VANCOUVER -- Family and friends are mourning the sudden death of a Vancouver man who was killed while cycling Cypress Bowl Road on Christmas Day, a ride he's done hundreds of times before, they said.

Ivan Young is being remembered as an "experienced and safe cyclist," who found his passion for riding in his teenage years.

"All in the riding community have lost a friend and ambassador for the sport," wrote family friends on behalf of the family in a statement to CTV News.

On Wednesday morning, Young set off to do his favourite ride to Cypress Mountain, according to friends.

He was completing the Festive 500, a popular seasonal challenge to ride 500 km in the eight days between Christmas Eve and New Year's Eve.

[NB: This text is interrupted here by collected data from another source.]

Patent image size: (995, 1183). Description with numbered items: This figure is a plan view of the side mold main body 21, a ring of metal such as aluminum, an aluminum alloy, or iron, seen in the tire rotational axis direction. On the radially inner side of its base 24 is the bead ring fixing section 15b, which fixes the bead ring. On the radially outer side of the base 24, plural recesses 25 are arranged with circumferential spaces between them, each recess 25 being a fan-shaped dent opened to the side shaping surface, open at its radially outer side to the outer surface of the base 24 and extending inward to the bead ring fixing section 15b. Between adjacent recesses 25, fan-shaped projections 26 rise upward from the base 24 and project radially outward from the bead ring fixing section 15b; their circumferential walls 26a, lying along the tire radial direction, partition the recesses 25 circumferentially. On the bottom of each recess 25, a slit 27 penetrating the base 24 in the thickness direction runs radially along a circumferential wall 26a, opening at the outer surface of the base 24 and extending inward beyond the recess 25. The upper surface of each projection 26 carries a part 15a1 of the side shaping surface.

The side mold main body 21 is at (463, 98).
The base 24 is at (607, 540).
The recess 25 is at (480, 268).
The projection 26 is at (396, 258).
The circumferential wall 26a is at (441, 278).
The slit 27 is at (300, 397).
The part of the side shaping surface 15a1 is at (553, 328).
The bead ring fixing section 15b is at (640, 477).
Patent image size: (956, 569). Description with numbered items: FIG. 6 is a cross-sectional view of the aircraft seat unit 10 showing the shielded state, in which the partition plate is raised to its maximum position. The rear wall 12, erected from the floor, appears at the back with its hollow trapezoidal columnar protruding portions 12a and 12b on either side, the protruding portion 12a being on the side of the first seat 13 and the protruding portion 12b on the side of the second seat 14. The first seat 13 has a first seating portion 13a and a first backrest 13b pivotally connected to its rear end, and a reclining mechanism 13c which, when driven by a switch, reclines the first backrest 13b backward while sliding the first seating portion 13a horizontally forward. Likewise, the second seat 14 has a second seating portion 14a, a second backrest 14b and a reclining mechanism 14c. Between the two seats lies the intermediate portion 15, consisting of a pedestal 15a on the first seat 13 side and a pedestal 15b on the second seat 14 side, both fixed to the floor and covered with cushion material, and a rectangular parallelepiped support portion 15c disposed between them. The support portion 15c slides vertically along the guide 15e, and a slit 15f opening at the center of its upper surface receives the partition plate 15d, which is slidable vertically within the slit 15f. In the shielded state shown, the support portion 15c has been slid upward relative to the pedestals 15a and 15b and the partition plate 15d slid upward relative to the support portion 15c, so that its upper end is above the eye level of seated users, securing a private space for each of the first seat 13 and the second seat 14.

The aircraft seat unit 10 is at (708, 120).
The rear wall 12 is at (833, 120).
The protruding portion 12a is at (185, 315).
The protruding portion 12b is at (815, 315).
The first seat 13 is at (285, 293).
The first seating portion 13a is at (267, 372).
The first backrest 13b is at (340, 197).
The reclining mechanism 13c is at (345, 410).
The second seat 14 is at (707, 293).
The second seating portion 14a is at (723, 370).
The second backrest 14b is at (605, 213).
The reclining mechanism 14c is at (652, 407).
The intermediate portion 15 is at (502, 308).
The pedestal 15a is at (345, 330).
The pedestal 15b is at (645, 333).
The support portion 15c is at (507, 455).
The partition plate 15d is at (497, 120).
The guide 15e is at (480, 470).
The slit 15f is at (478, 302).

Over the past three years, he had ridden over 22,000 km annually, including going up Cypress 100 times in 2018. It was a goal he had set for himself, they said.

"Ivan was fueled by his passion for cycling yet he was humble in nature," the statement read. "He was typically the first and last to complete a climb because after finishing, he would head back down to shepherd the last riders up safely, starting up a conversation to distract them from the pain they were going through."

They said he was always focused on safety and ready to fix a flat tire or help a fellow rider in need.

Although Young was only in his 40s, friends said he recently retired early to spend more time with his family.

"Ivan was so much more than an avid cyclist: he was a husband, a loving father of two, a friend, a gifted pianist, an active member of his church, a great community member and a citizen who was always willing to help."

First responders were called to the crash shortly after noon on Wednesday. Police said a collision reconstruction analyst was also called to deal with a "very serious" incident.

West Vancouver Police have not released details on the collision and have not said whether charges would be recommended against the driver.

Richard Campbell, founder of a road safety and climate activist group called Act Urgently, said the province has a role to play in preventing injuries and fatalities on the roads.

"They need to be bold and really invest in safer roads and other measures that are proven to make things safer," Campbell said.

The province has activated 35 red-light cameras with technology capable of automatically ticketing speeders.

Campbell said the B.C. government isn't working fast enough to introduce more throughout the province.

"Going slower is both a way to prevent crashes from happening and when they do happen, the crashes are less serious and far less likely to be fatal," he said. "We need to act fast before more and more people get injured and die on our roads"

Safety is also top-of-mind for family and friends of Young, who will be holding a memorial ride to raise awareness about road safety and to celebrate his love for riding.